Otitis Media and Expressive Language Outcomes Across Toddlers with ASDs, Language Delays, and Typical Development
Objectives: 1. To compare the incidence of ROM across children with ASDs, language delays, and typical development 2. To examine the relationship between ROM and expressive language outcomes within each group.
Methods: Toddlers (n=197) screened positive on the Modified Checklist for Autism in Toddlers (-Revised) (M-CHAT(-R); Robins et al., 1999, 2009) or were flagged by their pediatrician for possible ASD. Evaluations included ADOS, Vineland Adaptive Behavior Scales-II (VABS-II), and Mullen Scales of Early Learning (MSEL) and a developmental history. Children were classified as having ROM if parents reported ≥ 3 ear infections OR if children received myringotomy tubes.

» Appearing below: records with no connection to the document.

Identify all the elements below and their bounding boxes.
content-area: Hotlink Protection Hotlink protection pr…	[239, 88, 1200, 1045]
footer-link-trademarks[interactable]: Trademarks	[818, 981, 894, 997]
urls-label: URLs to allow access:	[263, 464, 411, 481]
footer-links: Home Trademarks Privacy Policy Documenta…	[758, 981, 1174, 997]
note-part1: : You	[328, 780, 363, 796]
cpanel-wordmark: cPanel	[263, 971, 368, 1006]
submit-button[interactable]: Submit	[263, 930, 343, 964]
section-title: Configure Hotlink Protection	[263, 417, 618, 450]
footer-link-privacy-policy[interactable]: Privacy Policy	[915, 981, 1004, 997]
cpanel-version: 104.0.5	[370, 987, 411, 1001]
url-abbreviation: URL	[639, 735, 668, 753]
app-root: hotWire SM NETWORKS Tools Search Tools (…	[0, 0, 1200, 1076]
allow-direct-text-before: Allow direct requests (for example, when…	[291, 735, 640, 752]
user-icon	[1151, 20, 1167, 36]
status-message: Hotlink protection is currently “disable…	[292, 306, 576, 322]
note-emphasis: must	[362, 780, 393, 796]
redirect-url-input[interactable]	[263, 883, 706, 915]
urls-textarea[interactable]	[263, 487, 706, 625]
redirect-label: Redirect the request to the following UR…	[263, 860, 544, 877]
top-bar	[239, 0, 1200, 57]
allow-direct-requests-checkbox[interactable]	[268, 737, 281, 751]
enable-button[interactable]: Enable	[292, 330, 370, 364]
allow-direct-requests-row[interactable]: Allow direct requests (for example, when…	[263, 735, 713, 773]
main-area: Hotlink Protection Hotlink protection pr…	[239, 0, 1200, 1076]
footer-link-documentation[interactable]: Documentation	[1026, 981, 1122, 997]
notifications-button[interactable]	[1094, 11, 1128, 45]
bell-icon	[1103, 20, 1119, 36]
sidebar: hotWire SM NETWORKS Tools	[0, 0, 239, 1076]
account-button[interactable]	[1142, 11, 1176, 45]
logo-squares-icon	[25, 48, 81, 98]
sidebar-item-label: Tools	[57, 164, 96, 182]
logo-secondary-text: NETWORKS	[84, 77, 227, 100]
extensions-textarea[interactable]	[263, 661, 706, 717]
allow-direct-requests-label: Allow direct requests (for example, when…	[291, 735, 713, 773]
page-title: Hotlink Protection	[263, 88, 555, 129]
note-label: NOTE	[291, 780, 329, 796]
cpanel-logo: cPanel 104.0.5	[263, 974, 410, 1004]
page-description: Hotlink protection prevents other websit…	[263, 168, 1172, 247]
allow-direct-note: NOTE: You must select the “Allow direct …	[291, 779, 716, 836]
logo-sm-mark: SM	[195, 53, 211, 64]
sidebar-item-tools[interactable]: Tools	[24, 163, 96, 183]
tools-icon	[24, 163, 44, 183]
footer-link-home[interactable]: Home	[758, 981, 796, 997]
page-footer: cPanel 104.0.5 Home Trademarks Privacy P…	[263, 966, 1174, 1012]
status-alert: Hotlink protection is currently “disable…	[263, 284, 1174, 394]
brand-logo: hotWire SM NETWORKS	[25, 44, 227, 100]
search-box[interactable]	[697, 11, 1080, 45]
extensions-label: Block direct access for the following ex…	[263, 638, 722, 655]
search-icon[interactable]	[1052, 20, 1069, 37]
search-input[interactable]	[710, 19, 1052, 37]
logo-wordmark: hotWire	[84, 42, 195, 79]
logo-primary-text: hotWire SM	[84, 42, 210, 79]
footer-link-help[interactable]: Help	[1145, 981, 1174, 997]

Results: Fifty-six (20%) children were determined to have ROM. A chi-square test of independence was performed to examine the relationship between child diagnosis following a developmental evaluation and history of ROM. The results indicated no differences in rates of ROM among children with ASD, language delays and typical development, X2 (2, N = 197) = .35, Cramer’s V =.02, p = .84. Independent samples t-tests were performed to compare the expressive language development of children with ASD with and without a history of otitis media. The results indicated no significant differences on either the MSEL Expressive Language subscale or the VABS Expressive Communication subdomain, t = -.52, eta2 = .002, p > .05. Higher socio-economic status (SES) was associated with presence of ROM, r = .27, p < .01.
Conclusions: Our sample did not show significant differences in the rate of ROM by diagnosis. Additionally, our finding that ROM did not relate to language differs from the current literature on typically developing children. It suggests that the influence of otitis media on language development may be reduced in children with ASD, perhaps due to the relatively larger contribution of social development. Our findings could also indicate the close monitoring of middle ear health leading to prompt treatments for infections may reduce the overall impact of ROM. This monitoring may relate to access to healthcare and information, which is affected by SES. Limitations of this study include the parent report of ROM design rather than standardized monitoring in a healthcare setting, which introduces the possible confound of parent ability to detect otitis media.